Derrida touches this sense of the Logos when he notes that both he and Levi-Strauss conclude that "violence is writing," and that this conclusion amounts to a "more or less overt reference to a fall into evil from the innocence of the word" (135). He goes on, however, to argue that Levi-Strauss (and by extension Derrida) does not make "this classical and implicit theology his own"; but rather that

"It is just that his anthropological discourse is produced through concepts, schemata, and values that are, systematically and genealogically, accomplices of this theology and this metaphysics." (135)

Where God and the Logos are concerned, of course, where a classical theology is involved, and shows complicity in crimes against humanity, no one can, or should, be blamed even when the crime might amount to genocide. It's just an accident of concepts, schemata, and values that brought about the righteous slaughter of the beaver and buffalo.

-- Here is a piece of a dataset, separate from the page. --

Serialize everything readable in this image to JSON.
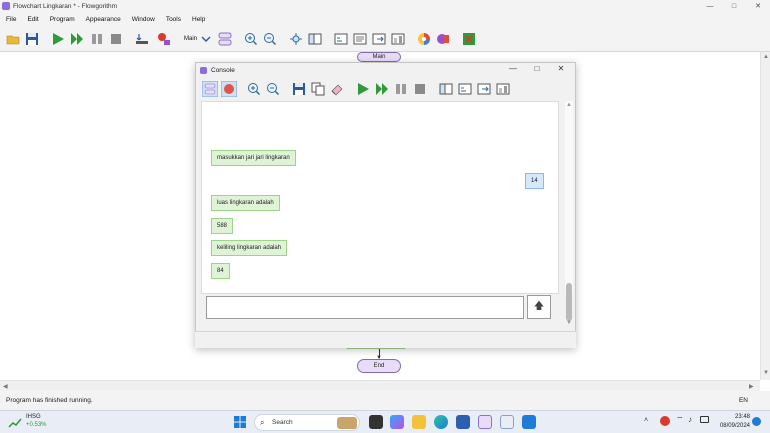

We were not surprised when he began to slaughter us as soon as we objected to his barbaric behavior. We became convinced that the spirits hated us because we had revealed their names to the foreign devils who invaded our land. We stopped saying the names in the vain hope that the course of events could be reversed. We know now that it has been. We are content to wait until the whiteman has killed every living creature on the earth. When he has finished venting his rage against the fact that "God" created him mortal, we will come back, we will take back, (re)claim what has never stopped being ours.